Becoming data-driven, and by doing so, achieving a sustainable competitive advantage from data and analytics is very challenging. Most D&A projects are not very successful. According to Gartner, only 20% of the Data and Analytics solutions deliver business outcomes. Notwithstanding that the report is a bit aged, 1 out of 5 is a very disappointing outcome.
So where should an organization start? Technology, culture, abilities, or maybe something else? As we have seen above all three elements are important and should be activated as soon as an organization embraces data-drivenness as an objective. Technology and abilities can support the first part of the process described in the previous sections: enable analysts to run analyses and write up their findings.

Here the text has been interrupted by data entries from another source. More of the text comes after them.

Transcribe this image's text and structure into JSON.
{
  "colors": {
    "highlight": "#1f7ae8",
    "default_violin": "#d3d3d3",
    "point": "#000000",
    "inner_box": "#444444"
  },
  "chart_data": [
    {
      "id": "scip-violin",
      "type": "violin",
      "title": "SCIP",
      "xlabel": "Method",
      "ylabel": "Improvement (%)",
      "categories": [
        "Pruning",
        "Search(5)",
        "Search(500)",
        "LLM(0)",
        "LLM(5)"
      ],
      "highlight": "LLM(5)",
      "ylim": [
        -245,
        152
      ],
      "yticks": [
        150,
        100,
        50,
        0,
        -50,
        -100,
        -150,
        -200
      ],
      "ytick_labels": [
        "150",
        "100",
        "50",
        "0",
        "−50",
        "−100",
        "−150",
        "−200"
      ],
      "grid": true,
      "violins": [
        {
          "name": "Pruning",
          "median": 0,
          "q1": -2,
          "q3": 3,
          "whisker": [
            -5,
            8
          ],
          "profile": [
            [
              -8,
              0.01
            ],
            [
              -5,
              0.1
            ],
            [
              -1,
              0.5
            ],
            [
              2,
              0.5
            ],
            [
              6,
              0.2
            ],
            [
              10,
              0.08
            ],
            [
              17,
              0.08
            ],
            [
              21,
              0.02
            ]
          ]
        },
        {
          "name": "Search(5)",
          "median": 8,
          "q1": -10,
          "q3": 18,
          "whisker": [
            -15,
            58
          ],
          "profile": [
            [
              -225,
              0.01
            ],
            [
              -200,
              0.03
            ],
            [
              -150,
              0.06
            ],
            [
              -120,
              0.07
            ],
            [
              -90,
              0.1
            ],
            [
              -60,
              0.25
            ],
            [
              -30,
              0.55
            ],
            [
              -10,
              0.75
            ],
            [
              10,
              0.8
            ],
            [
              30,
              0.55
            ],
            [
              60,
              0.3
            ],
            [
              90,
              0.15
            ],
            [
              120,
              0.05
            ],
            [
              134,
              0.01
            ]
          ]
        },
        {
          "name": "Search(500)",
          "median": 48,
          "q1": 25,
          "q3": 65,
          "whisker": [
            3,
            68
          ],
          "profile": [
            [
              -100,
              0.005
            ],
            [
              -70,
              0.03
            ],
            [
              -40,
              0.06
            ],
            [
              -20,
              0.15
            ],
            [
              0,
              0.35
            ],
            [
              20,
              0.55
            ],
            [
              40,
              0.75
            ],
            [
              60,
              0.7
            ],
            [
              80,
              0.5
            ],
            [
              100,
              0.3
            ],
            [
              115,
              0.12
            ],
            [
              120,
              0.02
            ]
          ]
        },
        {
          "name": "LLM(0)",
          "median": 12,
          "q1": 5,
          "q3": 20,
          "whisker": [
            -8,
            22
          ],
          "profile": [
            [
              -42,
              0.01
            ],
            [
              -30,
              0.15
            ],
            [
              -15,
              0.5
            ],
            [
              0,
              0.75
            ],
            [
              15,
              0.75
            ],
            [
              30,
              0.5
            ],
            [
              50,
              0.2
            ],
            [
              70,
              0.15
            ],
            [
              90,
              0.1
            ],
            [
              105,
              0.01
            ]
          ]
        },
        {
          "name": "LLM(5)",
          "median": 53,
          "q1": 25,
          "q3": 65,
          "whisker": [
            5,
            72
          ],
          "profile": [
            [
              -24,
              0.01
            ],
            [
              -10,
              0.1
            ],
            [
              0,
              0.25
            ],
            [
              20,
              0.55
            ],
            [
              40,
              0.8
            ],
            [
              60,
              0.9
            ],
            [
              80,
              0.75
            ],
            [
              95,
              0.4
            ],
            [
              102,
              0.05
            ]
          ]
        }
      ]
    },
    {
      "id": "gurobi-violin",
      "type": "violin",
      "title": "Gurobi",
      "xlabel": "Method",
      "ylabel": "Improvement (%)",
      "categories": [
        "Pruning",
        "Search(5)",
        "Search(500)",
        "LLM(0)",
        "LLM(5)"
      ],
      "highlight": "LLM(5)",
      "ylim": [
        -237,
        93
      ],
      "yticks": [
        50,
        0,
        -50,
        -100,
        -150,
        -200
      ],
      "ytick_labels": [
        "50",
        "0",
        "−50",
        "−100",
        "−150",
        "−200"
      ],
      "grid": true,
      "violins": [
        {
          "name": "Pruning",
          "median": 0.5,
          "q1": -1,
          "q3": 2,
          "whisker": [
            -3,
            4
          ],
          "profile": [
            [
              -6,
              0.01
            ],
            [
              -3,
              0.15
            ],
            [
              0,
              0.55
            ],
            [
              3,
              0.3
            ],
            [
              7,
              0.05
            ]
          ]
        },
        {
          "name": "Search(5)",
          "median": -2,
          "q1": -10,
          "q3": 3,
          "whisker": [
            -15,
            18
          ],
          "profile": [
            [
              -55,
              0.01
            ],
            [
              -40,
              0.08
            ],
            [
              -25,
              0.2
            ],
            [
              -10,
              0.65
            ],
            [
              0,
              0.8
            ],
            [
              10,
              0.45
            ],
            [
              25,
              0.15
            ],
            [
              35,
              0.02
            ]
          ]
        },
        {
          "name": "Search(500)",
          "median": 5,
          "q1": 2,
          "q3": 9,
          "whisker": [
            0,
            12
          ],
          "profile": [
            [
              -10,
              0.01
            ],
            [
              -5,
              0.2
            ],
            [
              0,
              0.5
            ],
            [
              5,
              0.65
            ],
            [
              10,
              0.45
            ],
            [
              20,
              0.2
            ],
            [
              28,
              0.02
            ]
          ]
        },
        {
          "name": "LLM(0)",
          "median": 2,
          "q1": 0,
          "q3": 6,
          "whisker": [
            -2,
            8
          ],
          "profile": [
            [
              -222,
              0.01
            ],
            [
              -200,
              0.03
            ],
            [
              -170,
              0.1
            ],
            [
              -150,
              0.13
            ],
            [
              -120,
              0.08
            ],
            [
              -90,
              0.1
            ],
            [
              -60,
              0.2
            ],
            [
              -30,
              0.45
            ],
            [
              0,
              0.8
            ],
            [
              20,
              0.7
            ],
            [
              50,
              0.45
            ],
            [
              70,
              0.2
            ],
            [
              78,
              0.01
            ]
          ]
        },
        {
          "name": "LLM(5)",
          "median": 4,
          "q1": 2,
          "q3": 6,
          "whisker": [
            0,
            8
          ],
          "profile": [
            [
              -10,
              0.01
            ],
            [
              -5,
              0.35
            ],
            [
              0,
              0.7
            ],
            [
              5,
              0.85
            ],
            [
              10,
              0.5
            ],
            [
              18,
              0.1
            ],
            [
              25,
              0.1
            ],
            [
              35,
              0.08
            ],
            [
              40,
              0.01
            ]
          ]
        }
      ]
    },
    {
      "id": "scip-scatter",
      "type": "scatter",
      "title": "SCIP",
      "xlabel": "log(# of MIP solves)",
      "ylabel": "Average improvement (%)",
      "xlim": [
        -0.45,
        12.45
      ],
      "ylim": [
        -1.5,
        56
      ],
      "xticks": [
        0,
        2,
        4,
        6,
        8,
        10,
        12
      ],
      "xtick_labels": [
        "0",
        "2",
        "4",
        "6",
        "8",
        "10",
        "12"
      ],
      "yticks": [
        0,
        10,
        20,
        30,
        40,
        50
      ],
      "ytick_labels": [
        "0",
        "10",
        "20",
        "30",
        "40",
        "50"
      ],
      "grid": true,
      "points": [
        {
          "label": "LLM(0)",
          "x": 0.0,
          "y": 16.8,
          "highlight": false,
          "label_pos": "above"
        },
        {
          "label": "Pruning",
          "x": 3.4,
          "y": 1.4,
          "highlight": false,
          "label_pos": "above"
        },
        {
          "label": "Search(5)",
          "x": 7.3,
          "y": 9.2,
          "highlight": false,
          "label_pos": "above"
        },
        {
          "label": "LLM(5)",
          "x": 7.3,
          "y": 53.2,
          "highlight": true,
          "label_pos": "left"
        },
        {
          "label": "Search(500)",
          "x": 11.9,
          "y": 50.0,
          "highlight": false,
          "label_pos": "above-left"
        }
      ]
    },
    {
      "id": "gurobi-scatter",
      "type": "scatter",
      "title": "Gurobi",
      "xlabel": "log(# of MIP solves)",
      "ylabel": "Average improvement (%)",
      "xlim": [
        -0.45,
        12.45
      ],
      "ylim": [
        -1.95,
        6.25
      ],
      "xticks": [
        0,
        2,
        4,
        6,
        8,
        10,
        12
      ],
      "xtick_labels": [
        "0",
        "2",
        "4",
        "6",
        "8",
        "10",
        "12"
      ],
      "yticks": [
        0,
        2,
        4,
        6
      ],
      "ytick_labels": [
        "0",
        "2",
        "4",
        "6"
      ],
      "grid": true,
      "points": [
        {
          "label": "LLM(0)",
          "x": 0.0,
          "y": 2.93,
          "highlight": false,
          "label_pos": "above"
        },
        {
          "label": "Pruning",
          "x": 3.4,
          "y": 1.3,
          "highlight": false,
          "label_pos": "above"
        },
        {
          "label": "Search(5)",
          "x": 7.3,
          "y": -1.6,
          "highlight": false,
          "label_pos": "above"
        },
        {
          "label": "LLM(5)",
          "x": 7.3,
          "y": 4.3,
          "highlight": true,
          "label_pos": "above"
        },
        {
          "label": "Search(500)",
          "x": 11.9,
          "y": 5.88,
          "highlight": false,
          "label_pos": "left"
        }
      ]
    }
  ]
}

However, it is the culture that sets up the mindset and process to take notice of those findings, trust them, and act upon them. Data culture is also the hardest step to achieve since it is a collective status that has to permeate a whole organization and cannot be confined to single teams or projects.
Our take at Cardo AI about the data-driven approach
Based on both literature and our own experience, we believe that data culture can be strongly supported by thoughtful technological solutions. While technology alone might not be the solution, it is a significant enabler from several perspectives.
Not only can technology make access and use of data faster, cheaper, and easier, but it can also contribute significantly to changing the mindset and behavior of organizations, pushing them towards embracing a data culture. Small steps in technology adoption can ignite a spark in organizations as they start to see the benefit in terms of faster processes and less routine work.
How we saw our clients become more data-driven thanks to our technology
At CARDO AI we empower our users to benefit from the data coming from their private debt transactions to its fullest potential, by providing all the necessary tools and technology to quickly access it, understand it and make decisions based on it. Using the right tools makes it easier for all teams across the whole organization to take advantage of the data they have and facilitates the development of a data culture.
Let’s consider a very quick example. Among the functionalities of our products, we have one completely focused on data quality. Our Data Health Check performs multiple checks within files and across them (i.e. consistency and reconciliation checks) in an automated way, with the goal of guaranteeing high-quality data. This means that the data provided by users to our platform has to go through an accurate set of controls before moving to the next step of the process. As users are aware they cannot afford to upload low-quality information, they become also more aware of the importance of constantly working with and producing reliable data. We have evidence of a tremendous improvement of the data standard, with errors in the files provided dropping by more than 90% (on new data points).
At the same time, once data quality improves, those who use data in the next steps of the workflow for their analysis or processes will be keener to rely on it, avoiding the usual doublechecks they did before and freeing up time they can better spend in other ways.
It looks like the saying “the best way to start is by giving yourself a start” (C.J. Walker) applies also to the data-driven approach. And technology can be a way to start, as it can create a positive loop that triggers the improvement of skills and abilities, and eventually supports a data culture.
Needless to say that the benefits of the technology on users and processes are clearly amplified by more complex solutions such as our Securitization Platform, which covers much wider uses cases and supports users throughout many of the monitoring, reporting, and analytics activities they have to perform on a regular basis, allowing faster actions and eventually supporting better decisions.